Hey Bing,
There’s a couple different approaches you could take. The quickest and easiest
would be to use the existing APIs
val bytes = spark.range(1000
bytes.foreachPartition(bytes =>{
//W ARNING anything used in here will need to be serializable.
// There's some magic to serializing the hadoop conf. see the hadoop wrapper
class in the source
val writer = FileSystem.get(null).create(new Path("s3://..."))
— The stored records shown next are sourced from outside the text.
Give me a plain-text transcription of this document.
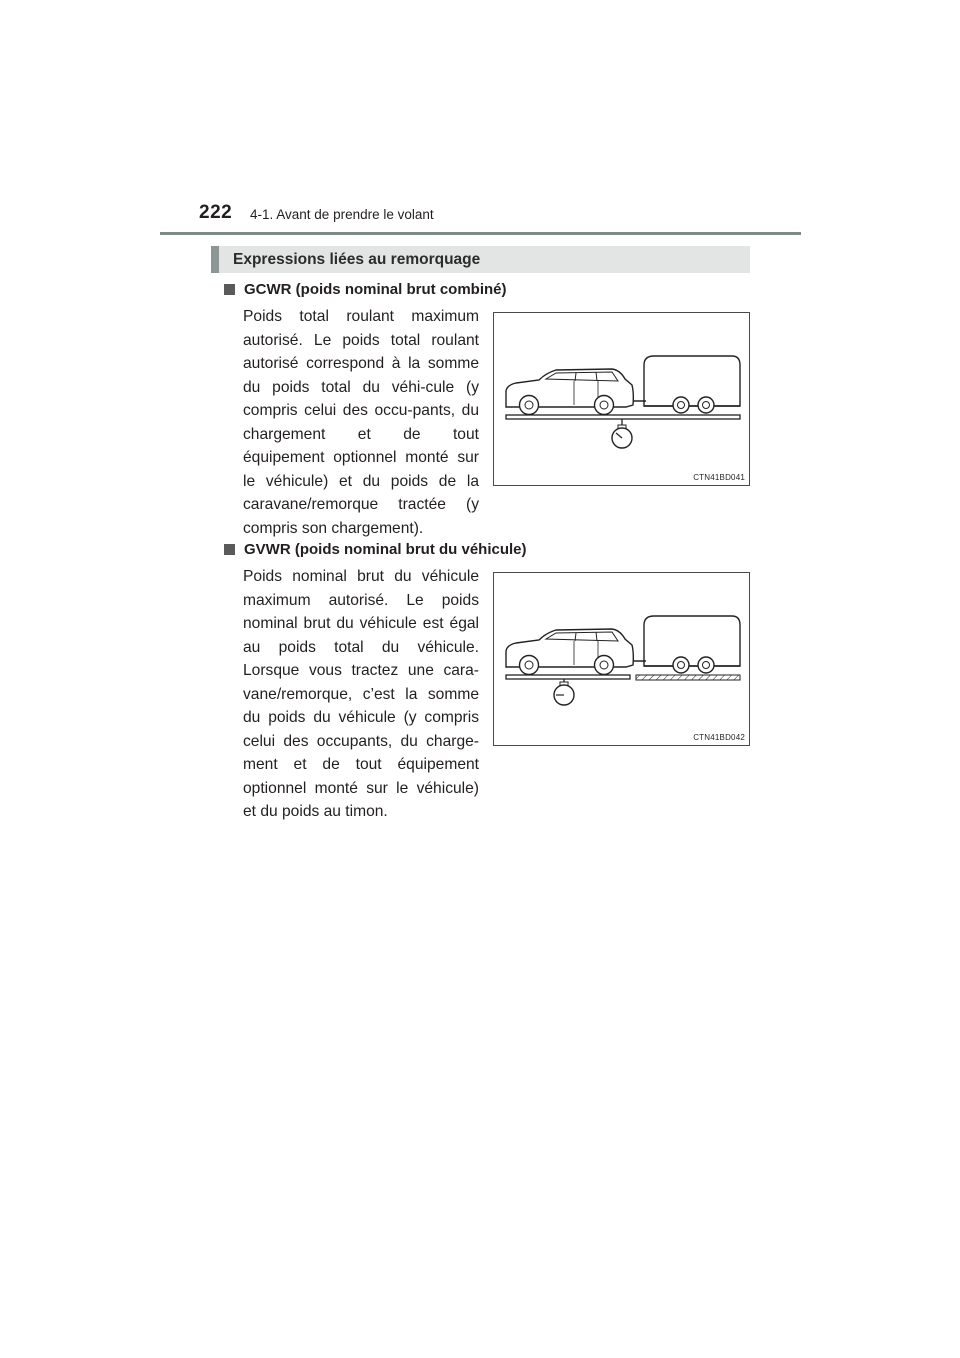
222 4-1. Avant de prendre le volant
Expressions liées au remorquage
GCWR (poids nominal brut combiné)
Poids total roulant maximum autorisé. Le poids total roulant autorisé correspond à la somme du poids total du véhi-cule (y compris celui des occu-pants, du chargement et de tout équipement optionnel monté sur le véhicule) et du poids de la caravane/remorque tractée (y compris son chargement).
CTN41BD041
GVWR (poids nominal brut du véhicule)
Poids nominal brut du véhicule maximum autorisé. Le poids nominal brut du véhicule est égal au poids total du véhicule. Lorsque vous tractez une cara-vane/remorque, c’est la somme du poids du véhicule (y compris celui des occupants, du charge-ment et de tout équipement optionnel monté sur le véhicule) et du poids au timon.
CTN41BD042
bytes.foreach(b => writer.write(b))
writer.close()
})
The more complicated but pretty approach would be to either implement a custom
datasource.
From: "Duan,Bing" <[email protected]>
Date: Thursday, January 16, 2020 at 12:35 AM
To: "[email protected]" <[email protected]>
Subject: How to implement a "saveAsBinaryFile" function?
Hi all:
I read binary data(protobuf format) from filesystem by binaryFiles function to
a RDD[Array[Byte]] it works fine. But when I save the it to filesystem by
saveAsTextFile, the quotation mark was be escaped like this:
"\"201900002_1\"",1,24,0,2,"\"S66.000x001\””, which should be
"201900002_1",1,24,0,2,”S66.000x001”.
Anyone could give me some tip to implement a function like saveAsBinaryFile to
persist the RDD[Array[Byte]]?
Bests!
Bing